Raymond Pierre Paul Westerling (1919 –1987) was an infamous Dutch military officer of the Royal Netherlands East Indies Army. He orchestrated a contraguerrilla in Sulawesi during the Indonesian National Revolution after World War II and participated in a coup attempt against the Indonesian government in January 1950, a month after the official transfer of sovereignty. Both actions were denounced as war crimes by the Indonesian authorities.

Raymond Westerling was born on 31 August 1919 in Istanbul. He was the son of a Greek mother and a Dutch father, whose family had lived there for three generations. He grew up speaking Greek, Turkish, French and English, and later wrote: "One of the few Western European languages that I didn’t speak a word of was my mother tongue: Dutch." When World War II engulfed Europe in 1941, he went to the Dutch consulate in Istanbul and enlisted in the Royal Netherlands Army, much to his father’s dismay.

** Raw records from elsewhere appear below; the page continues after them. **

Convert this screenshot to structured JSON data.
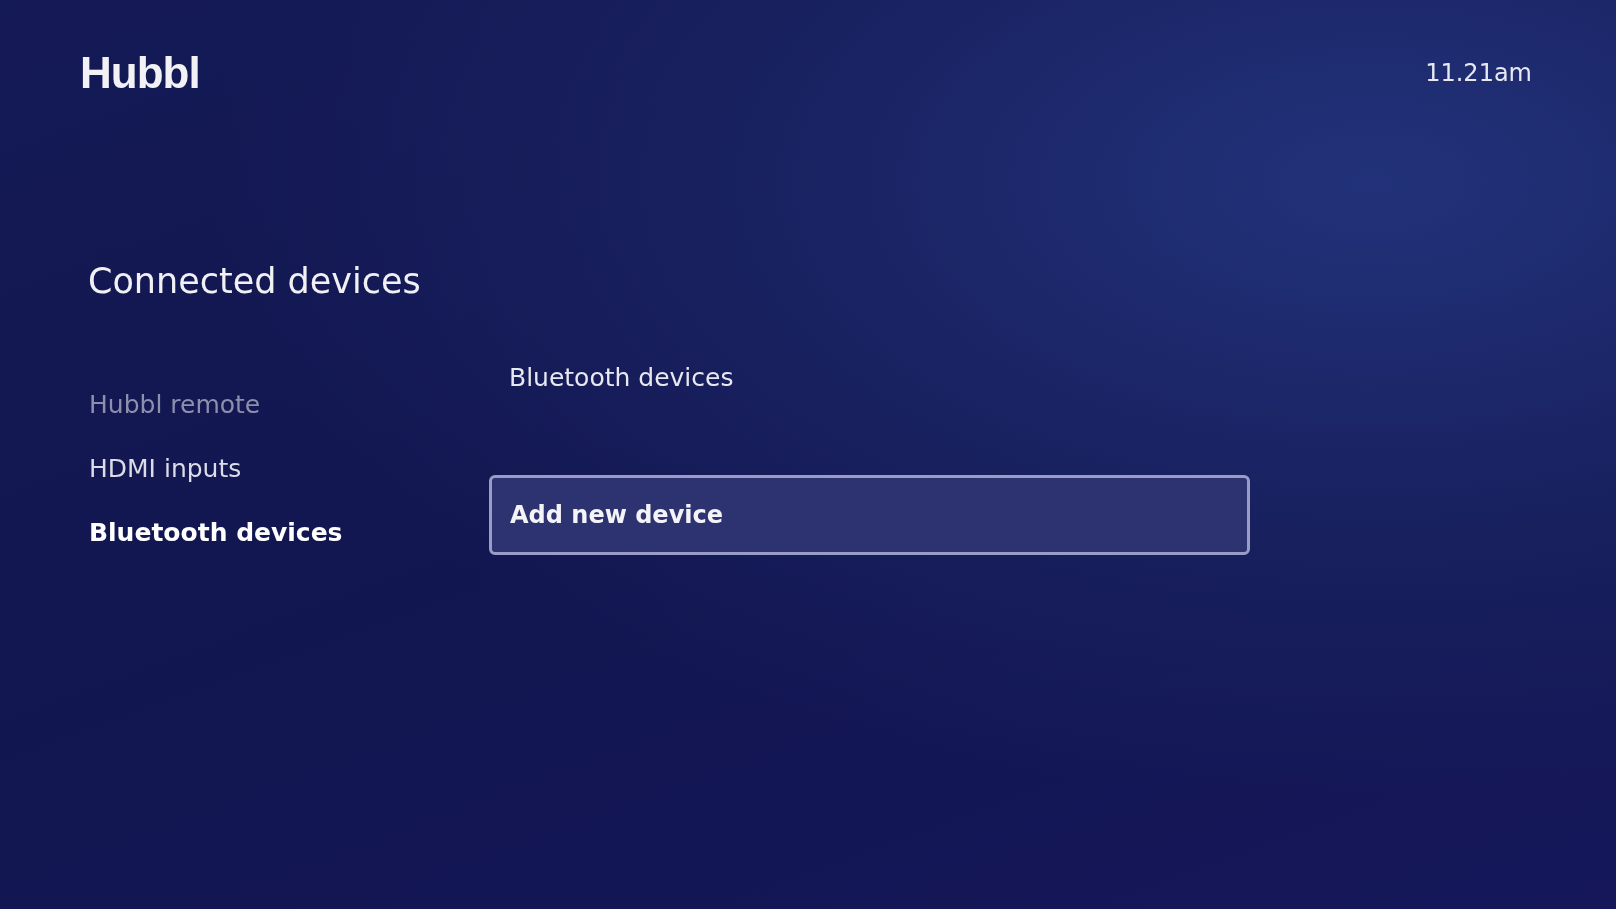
{
  "header": {
    "logo": "Hubbl",
    "time": "11.21am"
  },
  "page_title": "Connected devices",
  "sidebar": {
    "items": [
      {
        "label": "Hubbl remote",
        "selected": false,
        "disabled": true
      },
      {
        "label": "HDMI inputs",
        "selected": false,
        "disabled": false
      },
      {
        "label": "Bluetooth devices",
        "selected": true,
        "disabled": false
      }
    ]
  },
  "panel": {
    "heading": "Bluetooth devices",
    "buttons": [
      {
        "label": "Add new device",
        "focused": true
      }
    ]
  }
}
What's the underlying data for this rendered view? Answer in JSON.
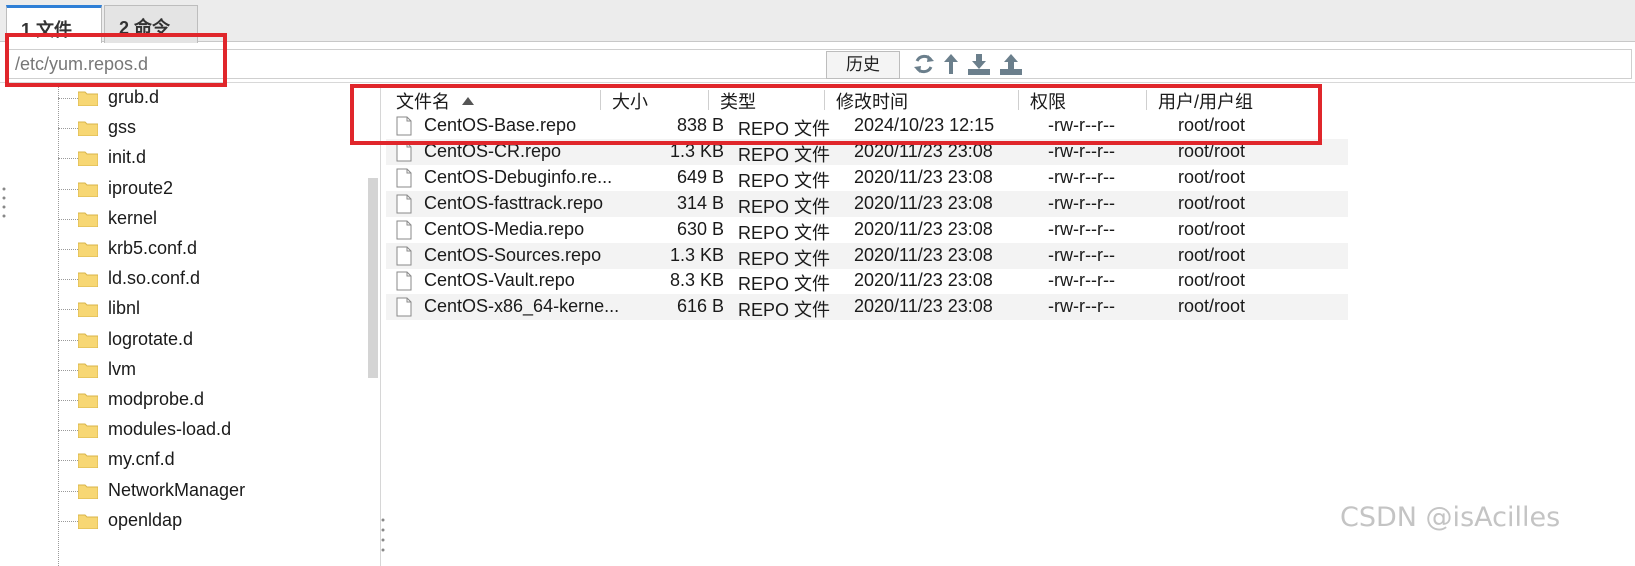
{
  "tabs": [
    {
      "label": "1 文件",
      "active": true
    },
    {
      "label": "2 命令",
      "active": false
    }
  ],
  "path_bar": {
    "value": "/etc/yum.repos.d",
    "history_label": "历史",
    "icons": [
      "refresh-icon",
      "up-arrow-icon",
      "download-icon",
      "upload-icon"
    ]
  },
  "tree": {
    "items": [
      {
        "label": "grub.d"
      },
      {
        "label": "gss"
      },
      {
        "label": "init.d"
      },
      {
        "label": "iproute2"
      },
      {
        "label": "kernel"
      },
      {
        "label": "krb5.conf.d"
      },
      {
        "label": "ld.so.conf.d"
      },
      {
        "label": "libnl"
      },
      {
        "label": "logrotate.d"
      },
      {
        "label": "lvm"
      },
      {
        "label": "modprobe.d"
      },
      {
        "label": "modules-load.d"
      },
      {
        "label": "my.cnf.d"
      },
      {
        "label": "NetworkManager"
      },
      {
        "label": "openldap"
      }
    ]
  },
  "file_table": {
    "columns": [
      "文件名",
      "大小",
      "类型",
      "修改时间",
      "权限",
      "用户/用户组"
    ],
    "sort_column": "文件名",
    "rows": [
      {
        "name": "CentOS-Base.repo",
        "size": "838 B",
        "type": "REPO 文件",
        "modified": "2024/10/23 12:15",
        "perm": "-rw-r--r--",
        "owner": "root/root"
      },
      {
        "name": "CentOS-CR.repo",
        "size": "1.3 KB",
        "type": "REPO 文件",
        "modified": "2020/11/23 23:08",
        "perm": "-rw-r--r--",
        "owner": "root/root"
      },
      {
        "name": "CentOS-Debuginfo.re...",
        "size": "649 B",
        "type": "REPO 文件",
        "modified": "2020/11/23 23:08",
        "perm": "-rw-r--r--",
        "owner": "root/root"
      },
      {
        "name": "CentOS-fasttrack.repo",
        "size": "314 B",
        "type": "REPO 文件",
        "modified": "2020/11/23 23:08",
        "perm": "-rw-r--r--",
        "owner": "root/root"
      },
      {
        "name": "CentOS-Media.repo",
        "size": "630 B",
        "type": "REPO 文件",
        "modified": "2020/11/23 23:08",
        "perm": "-rw-r--r--",
        "owner": "root/root"
      },
      {
        "name": "CentOS-Sources.repo",
        "size": "1.3 KB",
        "type": "REPO 文件",
        "modified": "2020/11/23 23:08",
        "perm": "-rw-r--r--",
        "owner": "root/root"
      },
      {
        "name": "CentOS-Vault.repo",
        "size": "8.3 KB",
        "type": "REPO 文件",
        "modified": "2020/11/23 23:08",
        "perm": "-rw-r--r--",
        "owner": "root/root"
      },
      {
        "name": "CentOS-x86_64-kerne...",
        "size": "616 B",
        "type": "REPO 文件",
        "modified": "2020/11/23 23:08",
        "perm": "-rw-r--r--",
        "owner": "root/root"
      }
    ]
  },
  "watermark": "CSDN @isAcilles",
  "colors": {
    "annotation_red": "#e0262b",
    "tab_accent": "#2f7fd6"
  }
}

Westerling was twice the subject of official inquiries. Dutch historian Nico Schulte Nordholt stated: "...his actions had the approval of the highest authorities, and in the eyes of the Dutch authorities, he was successful at the time. Determant and effective". In 1949, the Dutch–Indonesian agreement on transfer of power stipulated neither country would call the other on its wartime offences, thus ruling out any attempt by Indonesia to press for Westerling's extradition.

From the theater production 'Westerling'

Via Belgium, Westerling reached the Netherlands, where he settled down with his Indonesian-French wife in a small town in the province of Friesland. Westerling later studied voice at the Amsterdam conservatory. His début as a tenor in Puccini’s Tosca in the city of Breda in 1958, however, proved unsuccessful. He moved to Amsterdam, where he ran an antique book store. 


Westerling died of heart failure on November 1987.